The ABA’s rule is not self-executing. Rather, it must be adopted in each state. Already, the Illinois State Bar Association Assembly overwhelmingly voted against adoption, and the Disciplinary Board of the Supreme Court of Pennsylvania wrote that “the breadth of ABA Model Rule 8.4(g) will pose difficulties for already resource-strapped disciplinary authorities.” In addition, the Montana Legislature rejected the proposed adoption, and so did the Supreme Court of South Carolina. The comment period for Nevada closed on July 5, 2017, and the comment period for Utah will close on July 28, 2017.
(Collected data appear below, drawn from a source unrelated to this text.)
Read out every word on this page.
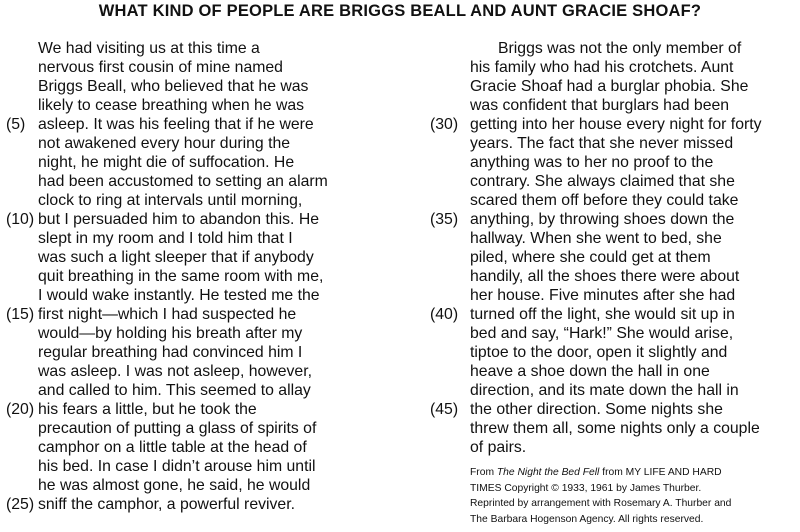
WHAT KIND OF PEOPLE ARE BRIGGS BEALL AND AUNT GRACIE SHOAF?
We had visiting us at this time a
nervous first cousin of mine named
Briggs Beall, who believed that he was
likely to cease breathing when he was
(5) asleep. It was his feeling that if he were
not awakened every hour during the
night, he might die of suffocation. He
had been accustomed to setting an alarm
clock to ring at intervals until morning,
(10) but I persuaded him to abandon this. He
slept in my room and I told him that I
was such a light sleeper that if anybody
quit breathing in the same room with me,
I would wake instantly. He tested me the
(15) first night—which I had suspected he
would—by holding his breath after my
regular breathing had convinced him I
was asleep. I was not asleep, however,
and called to him. This seemed to allay
(20) his fears a little, but he took the
precaution of putting a glass of spirits of
camphor on a little table at the head of
his bed. In case I didn’t arouse him until
he was almost gone, he said, he would
(25) sniff the camphor, a powerful reviver.
Briggs was not the only member of
his family who had his crotchets. Aunt
Gracie Shoaf had a burglar phobia. She
was confident that burglars had been
(30) getting into her house every night for forty
years. The fact that she never missed
anything was to her no proof to the
contrary. She always claimed that she
scared them off before they could take
(35) anything, by throwing shoes down the
hallway. When she went to bed, she
piled, where she could get at them
handily, all the shoes there were about
her house. Five minutes after she had
(40) turned off the light, she would sit up in
bed and say, “Hark!” She would arise,
tiptoe to the door, open it slightly and
heave a shoe down the hall in one
direction, and its mate down the hall in
(45) the other direction. Some nights she
threw them all, some nights only a couple
of pairs.
From The Night the Bed Fell from MY LIFE AND HARD
TIMES Copyright © 1933, 1961 by James Thurber.
Reprinted by arrangement with Rosemary A. Thurber and
The Barbara Hogenson Agency. All rights reserved.
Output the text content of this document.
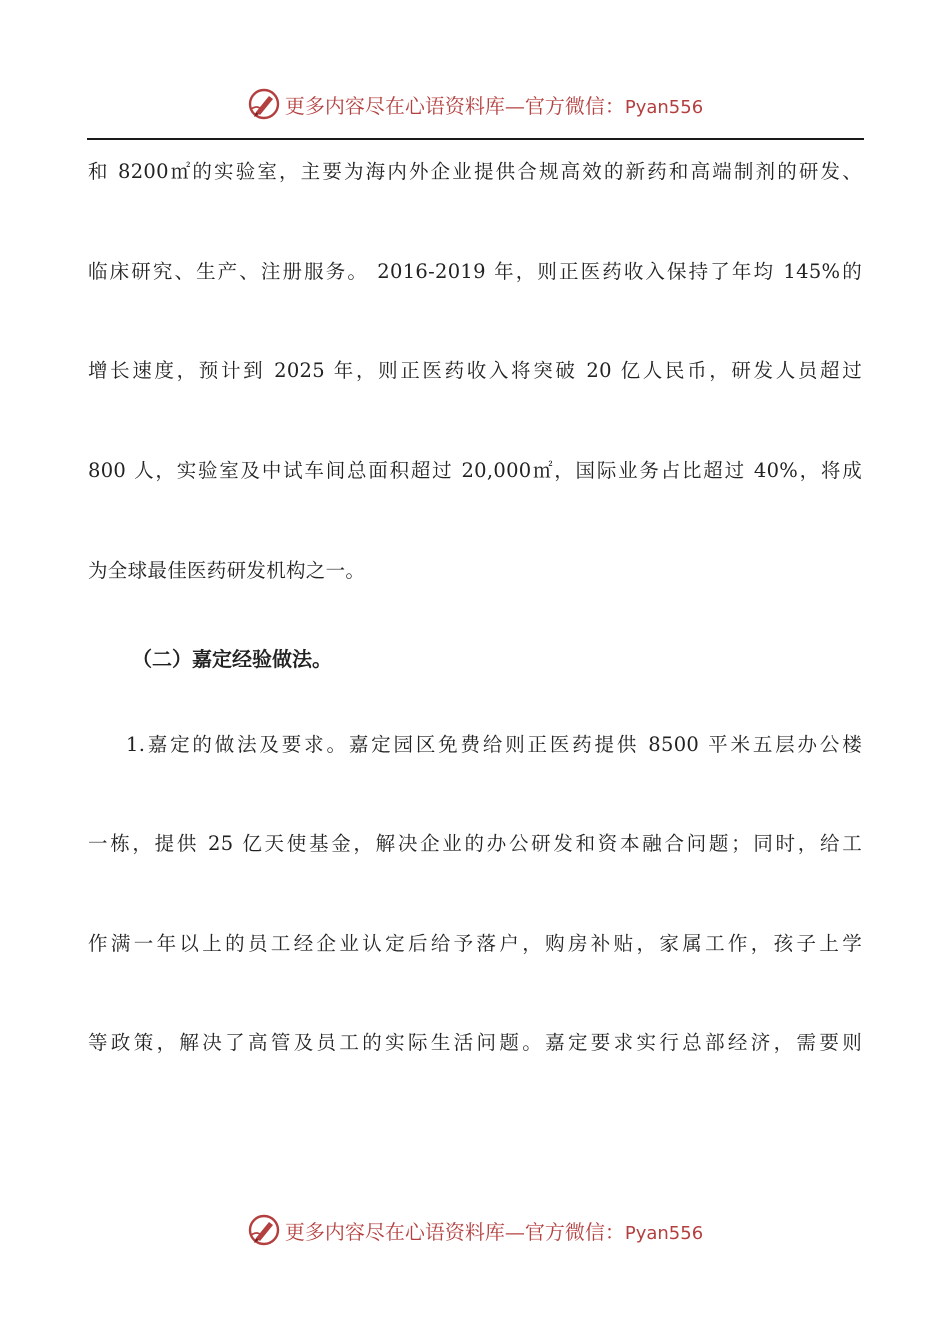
更多内容尽在心语资料库—官方微信：Pyan556
和 8200㎡的实验室，主要为海内外企业提供合规高效的新药和高端制剂的研发、
临床研究、生产、注册服务。 2016-2019 年，则正医药收入保持了年均 145%的
增长速度，预计到 2025 年，则正医药收入将突破 20 亿人民币，研发人员超过
800 人，实验室及中试车间总面积超过 20,000㎡，国际业务占比超过 40%，将成
为全球最佳医药研发机构之一。
（二）嘉定经验做法。
1.嘉定的做法及要求。嘉定园区免费给则正医药提供 8500 平米五层办公楼
一栋，提供 25 亿天使基金，解决企业的办公研发和资本融合问题；同时，给工
作满一年以上的员工经企业认定后给予落户，购房补贴，家属工作，孩子上学
等政策，解决了高管及员工的实际生活问题。嘉定要求实行总部经济，需要则
更多内容尽在心语资料库—官方微信：Pyan556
On July 5, 2017, the comment period for Nevada closed. The comments recommending against adoption of the new rule included those of the Christian Legal Society (CLS). As CLS noted, the new rule is likely to have “a chilling effect on lawyers’ expression of disfavored political, social, and religious viewpoints on a multitude of issues.” The rule promises to “create ethical concerns for attorneys who serve on nonprofit boards, speak on panels, teach at law schools, or otherwise engage in public discussions regarding current political, social, and religious questions.” In short, CLS noted that the scope of the proposed rule “encompasses nearly everything a lawyer does, including conduct and speech protected by the First Amendment.”

Moreover, the rule threatens attorneys’ membership in religious, social, or political organizations. As CLS notes, in 2015, the California Supreme Court adopted a judicial disciplinary rule prohibiting state court judges from participating in the Boy Scouts because of the organization’s views on sexual conduct.